Warum nur eine Patientenakte bzw. Gesundheitsakte? Warum können das nicht verschiedene Anbieter sein? Bei offenen Schnittstellen und einheitlichen Standards an Datenformaten wäre dies doch interoperabel.

Ja, aber ich brauche dann wieder mehrere Schnittstellen, die ich bedienen muss, die ich hosten muss, bei jedem Update wieder hosten muss. Irgendwie muss es doch gelingen, eine Akte zu haben, auf die wir alle zugreifen können. Mir ist es ja auch fast egal, wenn es zehn verschiedene Akten sind – also wenn es für mich, für mein System, in meinem Krankenhaus keine Schwierigkeit bedeutet, dass ich die Schnittstellen bedienen muss, dass das so wäre, wie wenn ein Patient kommt und es egal ist, ob er ein Samsung, Apple, ein Android oder was weiß ich hat. Okay, wenn das in Ordnung ist, dann schon. Ich glaube, es würde sich viel mehr vereinfachen, wenn sich auch Krankenkassen auf eine Akte einigen könnten – warum macht das wieder jeder so für sich? Ich glaube, dass da weiterhin der Aufwand zu hoch ist.

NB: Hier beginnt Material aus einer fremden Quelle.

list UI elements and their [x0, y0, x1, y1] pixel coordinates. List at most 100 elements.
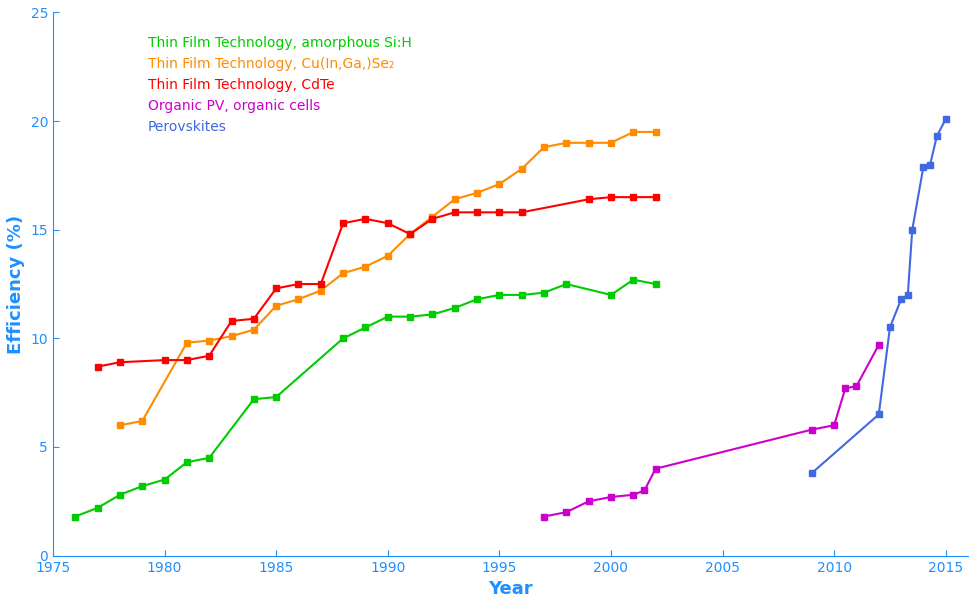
Thin Film Technology, Cu(In,Ga,)Se₂ — [628, 128, 640, 136]
Thin Film Technology, CdTe — [315, 280, 327, 287]
Organic PV, organic cells — [839, 385, 851, 392]
Thin Film Technology, amorphous Si:H — [360, 324, 371, 331]
Thin Film Technology, amorphous Si:H — [114, 491, 126, 499]
Thin Film Technology, Cu(In,Ga,)Se₂ — [426, 213, 438, 220]
Thin Film Technology, CdTe — [159, 356, 171, 364]
Thin Film Technology, Cu(In,Ga,)Se₂ — [204, 337, 215, 344]
Thin Film Technology, amorphous Si:H — [516, 291, 527, 298]
Thin Film Technology, Cu(In,Ga,)Se₂ — [136, 417, 148, 425]
Thin Film Technology, amorphous Si:H — [493, 291, 505, 298]
Thin Film Technology, Cu(In,Ga,)Se₂ — [114, 422, 126, 429]
Perovskites — [924, 161, 936, 168]
Perovskites — [806, 469, 818, 477]
Organic PV, organic cells — [850, 382, 862, 390]
Organic PV, organic cells — [561, 509, 572, 516]
Thin Film Technology, CdTe — [181, 356, 193, 364]
Thin Film Technology, Cu(In,Ga,)Se₂ — [181, 339, 193, 346]
Thin Film Technology, CdTe — [337, 220, 349, 227]
Thin Film Technology, amorphous Si:H — [204, 454, 215, 462]
Thin Film Technology, Cu(In,Ga,)Se₂ — [493, 180, 505, 188]
Thin Film Technology, amorphous Si:H — [337, 335, 349, 342]
Thin Film Technology, CdTe — [225, 318, 237, 325]
Organic PV, organic cells — [538, 513, 550, 520]
Thin Film Technology, CdTe — [360, 215, 371, 223]
Thin Film Technology, Cu(In,Ga,)Se₂ — [225, 333, 237, 340]
Organic PV, organic cells — [649, 465, 661, 473]
Thin Film Technology, CdTe — [292, 280, 304, 287]
Thin Film Technology, amorphous Si:H — [426, 311, 438, 318]
Perovskites — [902, 291, 914, 298]
Thin Film Technology, Cu(In,Ga,)Se₂ — [516, 165, 527, 172]
Thin Film Technology, Cu(In,Ga,)Se₂ — [561, 139, 572, 146]
Thin Film Technology, amorphous Si:H — [471, 296, 483, 303]
Thin Film Technology, Cu(In,Ga,)Se₂ — [583, 139, 595, 146]
Line: Thin Film Technology, amorphous Si:H: Thin Film Technology, amorphous Si:H — [72, 276, 659, 520]
Perovskites — [884, 324, 896, 331]
Thin Film Technology, CdTe — [649, 194, 661, 201]
Organic PV, organic cells — [829, 422, 840, 429]
Thin Film Technology, CdTe — [270, 285, 282, 292]
Thin Film Technology, CdTe — [516, 209, 527, 216]
Thin Film Technology, Cu(In,Ga,)Se₂ — [405, 231, 416, 238]
Thin Film Technology, Cu(In,Ga,)Se₂ — [471, 189, 483, 197]
Thin Film Technology, CdTe — [92, 363, 103, 370]
Line: Thin Film Technology, Cu(In,Ga,)Se₂: Thin Film Technology, Cu(In,Ga,)Se₂ — [116, 128, 659, 429]
Thin Film Technology, amorphous Si:H — [382, 313, 394, 320]
Perovskites — [940, 116, 952, 123]
Thin Film Technology, Cu(In,Ga,)Se₂ — [605, 139, 617, 146]
Thin Film Technology, amorphous Si:H — [181, 459, 193, 466]
Perovskites — [895, 296, 907, 303]
Thin Film Technology, CdTe — [382, 220, 394, 227]
Thin Film Technology, amorphous Si:H — [628, 276, 640, 283]
Thin Film Technology, Cu(In,Ga,)Se₂ — [649, 128, 661, 136]
Thin Film Technology, Cu(In,Ga,)Se₂ — [270, 302, 282, 309]
Legend: Thin Film Technology, amorphous Si:H, Thin Film Technology, Cu(In,Ga,)Se₂, Thin : Thin Film Technology, amorphous Si:H, Th… — [142, 30, 417, 139]
Organic PV, organic cells — [628, 491, 640, 499]
Thin Film Technology, amorphous Si:H — [270, 393, 282, 401]
Y-axis label: Efficiency (%): Efficiency (%) — [7, 215, 25, 353]
Organic PV, organic cells — [583, 498, 595, 505]
Thin Film Technology, amorphous Si:H — [649, 280, 661, 287]
X-axis label: Year: Year — [488, 580, 532, 598]
Perovskites — [873, 411, 884, 418]
Organic PV, organic cells — [639, 487, 650, 494]
Thin Film Technology, Cu(In,Ga,)Se₂ — [360, 263, 371, 270]
Thin Film Technology, Cu(In,Ga,)Se₂ — [382, 252, 394, 260]
Organic PV, organic cells — [873, 341, 884, 348]
Organic PV, organic cells — [605, 493, 617, 500]
Thin Film Technology, Cu(In,Ga,)Se₂ — [448, 195, 460, 203]
Thin Film Technology, Cu(In,Ga,)Se₂ — [248, 326, 259, 333]
Line: Perovskites: Perovskites — [808, 116, 950, 477]
Thin Film Technology, CdTe — [493, 209, 505, 216]
Thin Film Technology, CdTe — [628, 194, 640, 201]
Thin Film Technology, CdTe — [426, 215, 438, 223]
Thin Film Technology, CdTe — [114, 359, 126, 366]
Thin Film Technology, CdTe — [405, 231, 416, 238]
Thin Film Technology, amorphous Si:H — [69, 513, 81, 520]
Thin Film Technology, amorphous Si:H — [92, 504, 103, 511]
Perovskites — [917, 163, 929, 171]
Thin Film Technology, CdTe — [605, 194, 617, 201]
Thin Film Technology, amorphous Si:H — [159, 476, 171, 483]
Thin Film Technology, Cu(In,Ga,)Se₂ — [315, 287, 327, 294]
Perovskites — [907, 226, 918, 234]
Thin Film Technology, amorphous Si:H — [136, 482, 148, 489]
Thin Film Technology, amorphous Si:H — [248, 396, 259, 403]
Thin Film Technology, Cu(In,Ga,)Se₂ — [538, 143, 550, 151]
Line: Organic PV, organic cells: Organic PV, organic cells — [540, 341, 882, 520]
Thin Film Technology, CdTe — [471, 209, 483, 216]
Thin Film Technology, amorphous Si:H — [448, 304, 460, 312]
Thin Film Technology, amorphous Si:H — [605, 291, 617, 298]
Thin Film Technology, amorphous Si:H — [561, 280, 572, 287]
Thin Film Technology, CdTe — [248, 315, 259, 322]
Thin Film Technology, CdTe — [583, 195, 595, 203]
Thin Film Technology, Cu(In,Ga,)Se₂ — [292, 296, 304, 303]
Thin Film Technology, CdTe — [204, 352, 215, 359]
Perovskites — [931, 132, 943, 140]
Thin Film Technology, CdTe — [448, 209, 460, 216]
Thin Film Technology, amorphous Si:H — [538, 289, 550, 296]
Line: Thin Film Technology, CdTe: Thin Film Technology, CdTe — [95, 194, 659, 370]
Thin Film Technology, Cu(In,Ga,)Se₂ — [337, 270, 349, 277]
Thin Film Technology, amorphous Si:H — [405, 313, 416, 320]
Organic PV, organic cells — [806, 426, 818, 433]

Es gibt ja auch Lösungen, Plattformen, die als Integrator und Konnektor die digitalen Lösungen und Produkte von verschiedenen Anbietern anbinden können. Warum kommt so etwas in Krankenhäusern nicht vermehrt zum Einsatz?

Das ist die Frage: Wer setzt das ein? Wer initiiert? Also mache ich das als einziges Krankenhaus oder geht’s ausgehend von allen Krankenhäusern, machen es die Krankenkassen oder gibt’s uns die Politik vor? Es ist doch das Problem: Wir werden hier alle so ein bisschen im Stich gelassen. Jeder fängt dann an, irgendwas zu machen, sich selber zu optimieren sowie seine Leute – gerade die jungen Mitarbeiterinnen und Mitarbeiter verlangen ja immer mehr: Ach Mensch, wir müssen da up to date bleiben, ich kann überall online einchecken am Flughafen, ich bestell mir ein Buch im Internet, aber bei uns passiert nichts. Ja, da gebe ich ihnen Recht, wir können damit angefangen, aber dann ist es wieder eine Insellösung und wir brauchen eine ganzheitliche Lösung für alle. Wer jetzt der Auslöser ist? Vielleicht müssen’s wir Krankenhäuser sein, weil sonst werden wir wiederum getrieben von anderen, das mag richtig sein, ja.